Interpretive Summary: Epigenetics is a system for molecular marking of DNA – it tells the different cells in the body which genes to turn on or off in that cell type. There is great interest in understanding epigenetic causes of disease. But the cell-specific nature of epigenetics makes it challenging to study. Whereas a blood sample can be used to 'genotype' an individual, most epigenetic marks in blood DNA provide no clues about epigenetic dysregulation in other parts of the body, such as the brain or heart. We focused on the most stable form of epigenetic regulation – DNA methylation – which occurs at sites in the genome called CpG sites. To overcome the obstacle of tissue specificity, in 2019 we reported our discovery of CoRSIVs, special regions of the genome in which a blood sample can be used to infer epigenetic regulation throughout the body.

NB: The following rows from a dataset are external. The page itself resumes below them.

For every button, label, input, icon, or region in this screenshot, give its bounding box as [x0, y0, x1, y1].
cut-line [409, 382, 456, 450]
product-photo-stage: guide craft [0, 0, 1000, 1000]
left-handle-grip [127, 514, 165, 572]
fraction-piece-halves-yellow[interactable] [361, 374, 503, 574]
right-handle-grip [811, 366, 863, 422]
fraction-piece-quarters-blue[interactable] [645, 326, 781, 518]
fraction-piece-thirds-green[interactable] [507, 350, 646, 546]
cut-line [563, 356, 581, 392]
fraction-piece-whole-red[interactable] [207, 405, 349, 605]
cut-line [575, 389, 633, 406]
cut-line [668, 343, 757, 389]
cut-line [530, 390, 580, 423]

In this latest study we performed a large-scale validation of CoRSIVs and demonstrated the feasibility of studying these regions at the population level. We designed an Agilent SureSelect reagent to target 4086 human CoRSIVs and performed target-capture bisulfite sequencing (a quantitative method for DNA methylation analysis) in multiple tissues from each of 188 donors from the NIH Gene-Tissue Expression (GTEx) program. Our results validated systemic interindividual epigenetic variation at CoRSIVs. Moreover, we used GTEx genome sequence data on the donors to quantify genetic influences on DNA methylation (termed mQTL). Shockingly, our relatively small study of under 200 individuals discovered 72 times more mQTL than had previously been known (even compared to a study of 33,000 individuals). This is because the Illumina DNA methylation arrays that the field of population epigenetics has relied upon for the last decade are flawed: ~95% of the CpG sites assayed by the platform do not show appreciable interindividual variation in humans. Because interindividual variance is necessary not just for mQTL detection but also for population epigenetics, our findings will inevitably lead to a paradigm shift in epigenetic epidemiology.

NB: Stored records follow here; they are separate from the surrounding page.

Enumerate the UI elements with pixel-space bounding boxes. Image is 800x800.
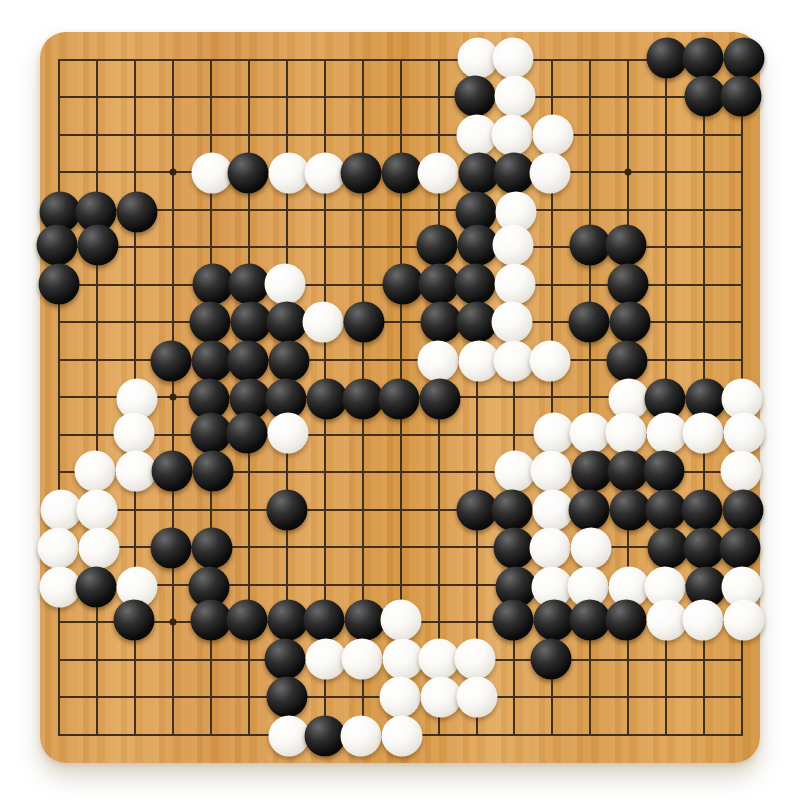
black-stone[interactable] xyxy=(268,340,309,381)
white-stone[interactable] xyxy=(114,412,155,453)
photo-background xyxy=(0,0,800,800)
white-stone[interactable] xyxy=(341,638,382,679)
black-stone[interactable] xyxy=(191,412,232,453)
white-stone[interactable] xyxy=(382,638,423,679)
white-stone[interactable] xyxy=(571,528,612,569)
black-stone[interactable] xyxy=(267,600,308,641)
white-stone[interactable] xyxy=(454,638,495,679)
black-stone[interactable] xyxy=(682,489,723,530)
black-stone[interactable] xyxy=(608,451,649,492)
white-stone[interactable] xyxy=(606,412,647,453)
black-stone[interactable] xyxy=(266,489,307,530)
white-stone[interactable] xyxy=(495,451,536,492)
black-stone[interactable] xyxy=(419,379,460,420)
white-stone[interactable] xyxy=(531,451,572,492)
black-stone[interactable] xyxy=(456,489,497,530)
black-stone[interactable] xyxy=(151,340,192,381)
black-stone[interactable] xyxy=(227,153,268,194)
white-stone[interactable] xyxy=(495,263,536,304)
black-stone[interactable] xyxy=(264,638,305,679)
black-stone[interactable] xyxy=(454,76,495,117)
white-stone[interactable] xyxy=(457,37,498,78)
black-stone[interactable] xyxy=(607,340,648,381)
black-stone[interactable] xyxy=(226,412,267,453)
white-stone[interactable] xyxy=(492,114,533,155)
black-stone[interactable] xyxy=(606,600,647,641)
black-stone[interactable] xyxy=(228,263,269,304)
black-stone[interactable] xyxy=(493,600,534,641)
white-stone[interactable] xyxy=(683,600,724,641)
black-stone[interactable] xyxy=(721,76,762,117)
black-stone[interactable] xyxy=(494,153,535,194)
black-stone[interactable] xyxy=(644,451,685,492)
black-stone[interactable] xyxy=(531,638,572,679)
black-stone[interactable] xyxy=(227,340,268,381)
white-stone[interactable] xyxy=(533,489,574,530)
white-stone[interactable] xyxy=(340,715,381,756)
white-stone[interactable] xyxy=(647,600,688,641)
black-stone[interactable] xyxy=(381,153,422,194)
white-stone[interactable] xyxy=(381,715,422,756)
white-stone[interactable] xyxy=(40,566,81,607)
black-stone[interactable] xyxy=(646,489,687,530)
white-stone[interactable] xyxy=(495,76,536,117)
black-stone[interactable] xyxy=(683,37,724,78)
white-stone[interactable] xyxy=(492,302,533,343)
star-point xyxy=(170,619,177,626)
white-stone[interactable] xyxy=(77,489,118,530)
black-stone[interactable] xyxy=(610,489,651,530)
black-stone[interactable] xyxy=(37,225,78,266)
black-stone[interactable] xyxy=(190,302,231,343)
black-stone[interactable] xyxy=(192,340,233,381)
white-stone[interactable] xyxy=(530,153,571,194)
black-stone[interactable] xyxy=(610,302,651,343)
black-stone[interactable] xyxy=(569,489,610,530)
white-stone[interactable] xyxy=(418,638,459,679)
white-stone[interactable] xyxy=(417,340,458,381)
black-stone[interactable] xyxy=(378,379,419,420)
black-stone[interactable] xyxy=(151,528,192,569)
white-stone[interactable] xyxy=(380,600,421,641)
black-stone[interactable] xyxy=(494,528,535,569)
black-stone[interactable] xyxy=(685,76,726,117)
white-stone[interactable] xyxy=(267,412,308,453)
black-stone[interactable] xyxy=(608,263,649,304)
white-stone[interactable] xyxy=(724,600,765,641)
white-stone[interactable] xyxy=(192,153,233,194)
white-stone[interactable] xyxy=(724,412,765,453)
black-stone[interactable] xyxy=(570,225,611,266)
black-stone[interactable] xyxy=(152,451,193,492)
black-stone[interactable] xyxy=(457,225,498,266)
white-stone[interactable] xyxy=(683,412,724,453)
black-stone[interactable] xyxy=(340,153,381,194)
white-stone[interactable] xyxy=(493,225,534,266)
black-stone[interactable] xyxy=(114,600,155,641)
black-stone[interactable] xyxy=(647,37,688,78)
white-stone[interactable] xyxy=(379,677,420,718)
white-stone[interactable] xyxy=(268,715,309,756)
black-stone[interactable] xyxy=(418,263,459,304)
white-stone[interactable] xyxy=(494,340,535,381)
black-stone[interactable] xyxy=(306,379,347,420)
white-stone[interactable] xyxy=(116,451,157,492)
star-point xyxy=(625,169,632,176)
black-stone[interactable] xyxy=(230,302,271,343)
black-stone[interactable] xyxy=(193,451,234,492)
black-stone[interactable] xyxy=(266,677,307,718)
white-stone[interactable] xyxy=(530,340,571,381)
black-stone[interactable] xyxy=(684,528,725,569)
black-stone[interactable] xyxy=(117,191,158,232)
black-stone[interactable] xyxy=(226,600,267,641)
white-stone[interactable] xyxy=(268,153,309,194)
white-stone[interactable] xyxy=(302,302,343,343)
white-stone[interactable] xyxy=(456,677,497,718)
black-stone[interactable] xyxy=(266,302,307,343)
black-stone[interactable] xyxy=(342,379,383,420)
black-stone[interactable] xyxy=(724,37,765,78)
white-stone[interactable] xyxy=(456,114,497,155)
black-stone[interactable] xyxy=(420,302,461,343)
star-point xyxy=(170,394,177,401)
black-stone[interactable] xyxy=(192,528,233,569)
black-stone[interactable] xyxy=(570,600,611,641)
white-stone[interactable] xyxy=(721,451,762,492)
black-stone[interactable] xyxy=(76,566,117,607)
white-stone[interactable] xyxy=(38,528,79,569)
white-stone[interactable] xyxy=(264,263,305,304)
black-stone[interactable] xyxy=(458,153,499,194)
black-stone[interactable] xyxy=(456,302,497,343)
go-board[interactable] xyxy=(40,32,760,763)
black-stone[interactable] xyxy=(304,715,345,756)
white-stone[interactable] xyxy=(79,528,120,569)
white-stone[interactable] xyxy=(75,451,116,492)
white-stone[interactable] xyxy=(530,528,571,569)
black-stone[interactable] xyxy=(382,263,423,304)
black-stone[interactable] xyxy=(492,489,533,530)
white-stone[interactable] xyxy=(534,412,575,453)
black-stone[interactable] xyxy=(723,489,764,530)
black-stone[interactable] xyxy=(303,600,344,641)
black-stone[interactable] xyxy=(534,600,575,641)
white-stone[interactable] xyxy=(420,677,461,718)
star-point xyxy=(170,169,177,176)
black-stone[interactable] xyxy=(193,263,234,304)
black-stone[interactable] xyxy=(39,263,80,304)
black-stone[interactable] xyxy=(569,302,610,343)
white-stone[interactable] xyxy=(305,638,346,679)
white-stone[interactable] xyxy=(304,153,345,194)
black-stone[interactable] xyxy=(720,528,761,569)
black-stone[interactable] xyxy=(648,528,689,569)
white-stone[interactable] xyxy=(458,340,499,381)
black-stone[interactable] xyxy=(454,263,495,304)
black-stone[interactable] xyxy=(343,302,384,343)
white-stone[interactable] xyxy=(533,114,574,155)
black-stone[interactable] xyxy=(191,600,232,641)
black-stone[interactable] xyxy=(606,225,647,266)
black-stone[interactable] xyxy=(572,451,613,492)
black-stone[interactable] xyxy=(344,600,385,641)
white-stone[interactable] xyxy=(417,153,458,194)
black-stone[interactable] xyxy=(78,225,119,266)
white-stone[interactable] xyxy=(570,412,611,453)
white-stone[interactable] xyxy=(493,37,534,78)
black-stone[interactable] xyxy=(416,225,457,266)
white-stone[interactable] xyxy=(647,412,688,453)
white-stone[interactable] xyxy=(41,489,82,530)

Technical Abstract: Genetic variants can modulate phenotypic outcomes via epigenetic intermediates, for example at methylation quantitative trait loci (mQTL). We present the first large-scale assessment of mQTL at human genomic regions selected for interindividual variation in CpG methylation, which we call correlated regions of systemic interindividual variation (CoRSIVs). These can be assayed in blood DNA and do not reflect interindividual variation in cellular composition. We use target-capture bisulfite sequencing to assess DNA methylation at 4086 CoRSIVs in multiple tissues from each of 188 donors in the NIH Gene-Tissue Expression (GTEx) program. At CoRSIVs, DNA methylation in peripheral blood correlates with methylation and gene expression in internal organs. We also discover unprecedented mQTL at these regions. Genetic influences on CoRSIV methylation are extremely strong (median R2=0.76), cumulatively comprising over 70-fold more human mQTL than detected in the most powerful previous study. Moreover, mQTL beta coefficients at CoRSIVs are highly skewed (i.e., the major allele predicts higher methylation). Both surprising findings are independently validated in a cohort of 47 non-GTEx individuals. Genomic regions flanking CoRSIVs show long-range enrichments for LINE-1 and LTR transposable elements; the skewed beta coefficients may therefore reflect evolutionary selection of genetic variants that promote their methylation and silencing. Analyses of GWAS summary statistics show that mQTL polymorphisms at CoRSIVs are associated with metabolic and other classes of disease. A focus on systemic interindividual epigenetic variants, clearly enhanced in mQTL content, should likewise benefit studies attempting to link human epigenetic variation to the risk of disease.